By Tal Golan
Originally published in Hidden Treasure: The National Library of Medicine, 2011.
Dr. William J. Morton (1845–1920) hurried his book The X-Ray: Or, Photography of the Invisible and Its Value in Surgery into print in September 1896, a mere nine months after Wilhelm Röntgen made public his discovery of the new ray. The news of a strange kind of radiation that defied all standing theories of light and matter—and enabled people to see through opaque objects—had generated worldwide excitement. Almost overnight the mysterious rays and their eerie images began to circulate not only in scientific and medical journals but also in newspaper and magazine articles, advertisements, stories, songs, and cartoons. Physicists rushed to experiment with the new rays that seemed unrefractable and indifferent to electromagnetic fields, while other investigators attempted to use them to capture all kinds of objects previously hidden from the human eye—from hearts and bones to thoughts and souls.
Morton was the professor of “Diseases of the Mind and Nervous System and Electro-Therapeutics” in the New York Post Graduate Medical School and Hospital and one of the first American physicians to experiment with the new rays. His father, the dentist William T. G. Morton (1819–68), in a September 1846 tooth extraction had famously demonstrated the magical powers of anesthesia, a miraculous technology that would revolutionize surgery. Half a century later, it was his son’s turn to demonstrate, to the medical profession and the public, a miraculous technology—the magical powers of new rays that could look into the human body without cutting it open.
Written with the help of electrical engineer Edwin W. Hammer, Morton’s little green book describes the electrical apparatus and photographic techniques essential to X-ray photography. It quickly became popular among doctors, surgeons, dentists, and others who were contemplating the addition of an X-ray apparatus to their laboratory or office. The complex relations between the electric apparatus and the properties of the rays it emitted were far from understood in 1896. If the rays were too “soft,” they barely passed through the skin; if too “hard,” they passed through the thickest bones and produced little contrast on the photographic plate. The only reliable way to calibrate the rays’ penetrating power was for the operator to inspect his own hand against the fluoroscope screen. No precautions were taken against the radiation exposure: no one suspected the dangers involved. Morton did note that, after prolonged X-ray sessions, his eyes often got sore and his eyelids were often inflamed. Many X-ray pioneers would die of painful debilitating cancers before the danger was recognized and protective measure taken.

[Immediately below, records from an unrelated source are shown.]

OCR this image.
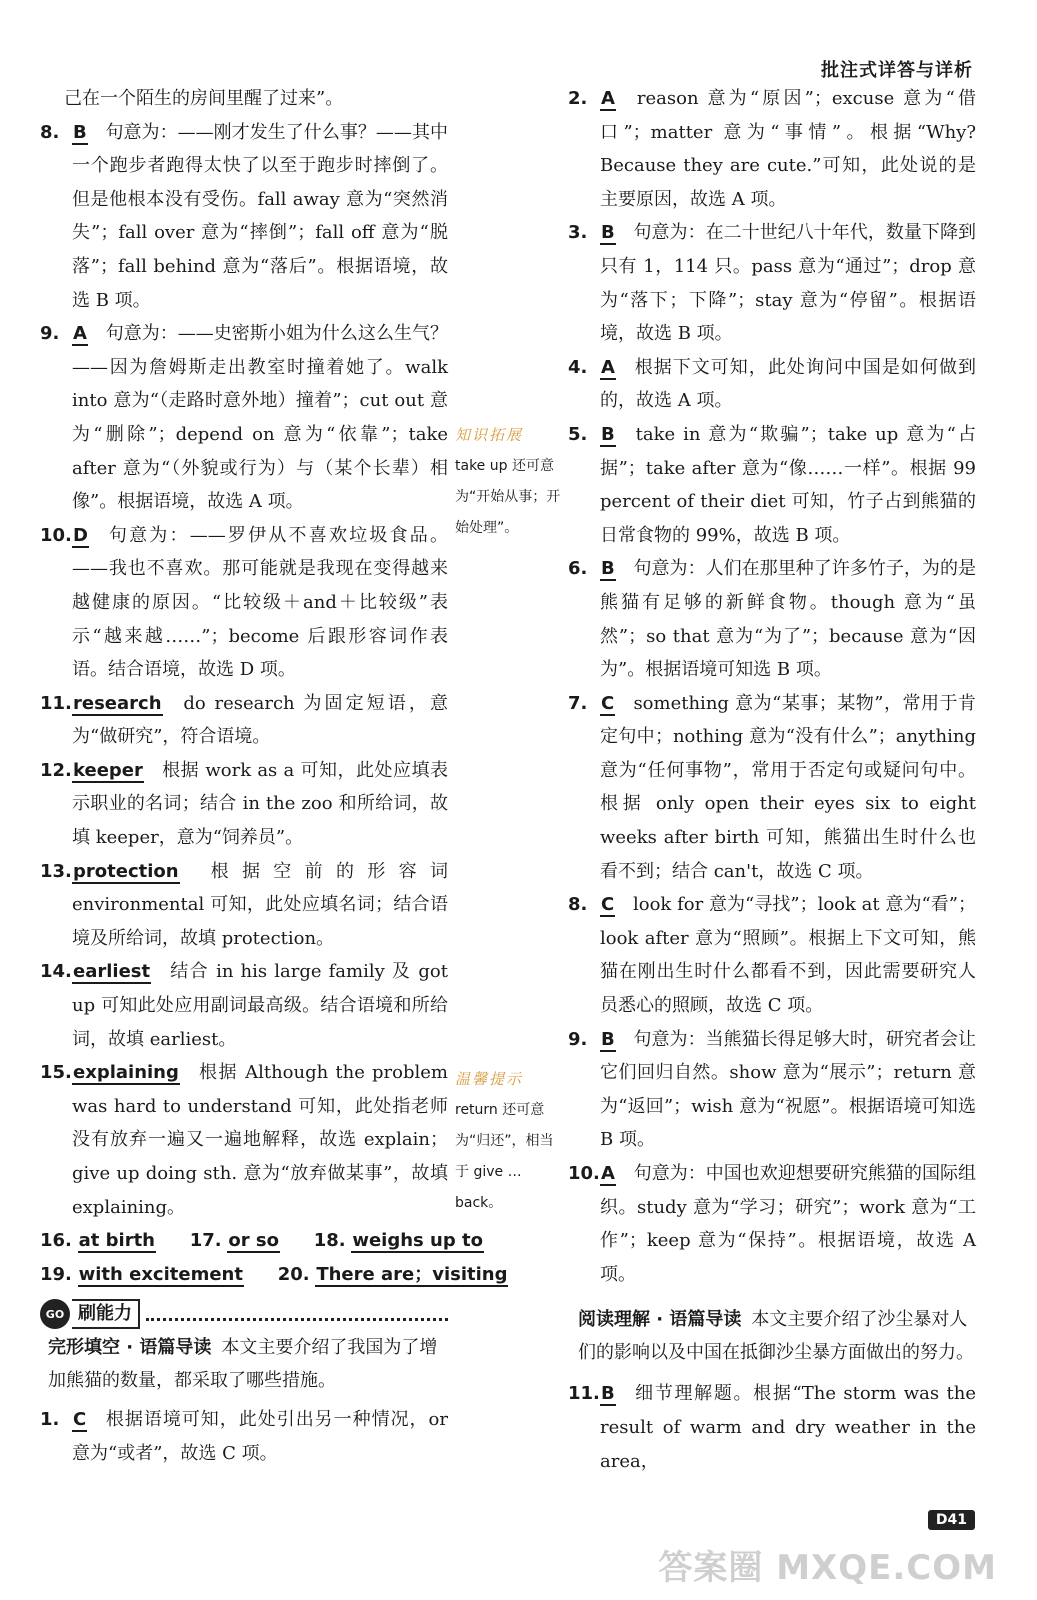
批注式详答与详析
己在一个陌生的房间里醒了过来”。
8. B 句意为：——刚才发生了什么事？——其中一个跑步者跑得太快了以至于跑步时摔倒了。但是他根本没有受伤。fall away 意为“突然消失”；fall over 意为“摔倒”；fall off 意为“脱落”；fall behind 意为“落后”。根据语境，故选 B 项。
9. A 句意为：——史密斯小姐为什么这么生气？——因为詹姆斯走出教室时撞着她了。walk into 意为“（走路时意外地）撞着”；cut out 意为“删除”；depend on 意为“依靠”；take after 意为“（外貌或行为）与（某个长辈）相像”。根据语境，故选 A 项。
10. D 句意为：——罗伊从不喜欢垃圾食品。——我也不喜欢。那可能就是我现在变得越来越健康的原因。“比较级＋and＋比较级”表示“越来越……”；become 后跟形容词作表语。结合语境，故选 D 项。
11. research do research 为固定短语，意为“做研究”，符合语境。
12. keeper 根据 work as a 可知，此处应填表示职业的名词；结合 in the zoo 和所给词，故填 keeper，意为“饲养员”。
13. protection 根据空前的形容词 environmental 可知，此处应填名词；结合语境及所给词，故填 protection。
14. earliest 结合 in his large family 及 got up 可知此处应用副词最高级。结合语境和所给词，故填 earliest。
15. explaining 根据 Although the problem was hard to understand 可知，此处指老师没有放弃一遍又一遍地解释，故选 explain；give up doing sth. 意为“放弃做某事”，故填 explaining。
16. at birth 17. or so 18. weighs up to
19. with excitement 20. There are；visiting
GO 刷能力
完形填空 · 语篇导读 本文主要介绍了我国为了增加熊猫的数量，都采取了哪些措施。
1. C 根据语境可知，此处引出另一种情况，or 意为“或者”，故选 C 项。
知识拓展
take up 还可意为“开始从事；开始处理”。
温馨提示
return 还可意为“归还”，相当于 give … back。
2. A reason 意为“原因”；excuse 意为“借口”；matter 意为“事情”。根据“Why? Because they are cute.”可知，此处说的是主要原因，故选 A 项。
3. B 句意为：在二十世纪八十年代，数量下降到只有 1，114 只。pass 意为“通过”；drop 意为“落下；下降”；stay 意为“停留”。根据语境，故选 B 项。
4. A 根据下文可知，此处询问中国是如何做到的，故选 A 项。
5. B take in 意为“欺骗”；take up 意为“占据”；take after 意为“像……一样”。根据 99 percent of their diet 可知，竹子占到熊猫的日常食物的 99%，故选 B 项。
6. B 句意为：人们在那里种了许多竹子，为的是熊猫有足够的新鲜食物。though 意为“虽然”；so that 意为“为了”；because 意为“因为”。根据语境可知选 B 项。
7. C something 意为“某事；某物”，常用于肯定句中；nothing 意为“没有什么”；anything 意为“任何事物”，常用于否定句或疑问句中。根据 only open their eyes six to eight weeks after birth 可知，熊猫出生时什么也看不到；结合 can't，故选 C 项。
8. C look for 意为“寻找”；look at 意为“看”；look after 意为“照顾”。根据上下文可知，熊猫在刚出生时什么都看不到，因此需要研究人员悉心的照顾，故选 C 项。
9. B 句意为：当熊猫长得足够大时，研究者会让它们回归自然。show 意为“展示”；return 意为“返回”；wish 意为“祝愿”。根据语境可知选 B 项。
10. A 句意为：中国也欢迎想要研究熊猫的国际组织。study 意为“学习；研究”；work 意为“工作”；keep 意为“保持”。根据语境，故选 A 项。
阅读理解 · 语篇导读 本文主要介绍了沙尘暴对人们的影响以及中国在抵御沙尘暴方面做出的努力。
11. B 细节理解题。根据“The storm was the result of warm and dry weather in the area，
D41
答案圈 MXQE.COM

Rapid improvements in the infant technology soon allowed for ever shorter exposures and increasingly better imaging. Mastering X-ray technology was not enough, though. Medical practitioners would need more experience and training before they became competent to reliably read the exotic images and distinguish between normal and pathological appearances. It took more than two decades for the medical professions to fully adopt the new visual technology and combine it with traditional diagnostic methods: interviewing, listening with the stethoscope, and touching the body.
Tal Golan holds a PhD from the University of California at Berkeley (1997) in the History of Science. His areas of specialization are: history of science in the 18th and 19th centuries, history of Israeli science; history of science policy, and the relations between science, technology and law. He is currently on the faculty of the University of California, San Diego, Department of History.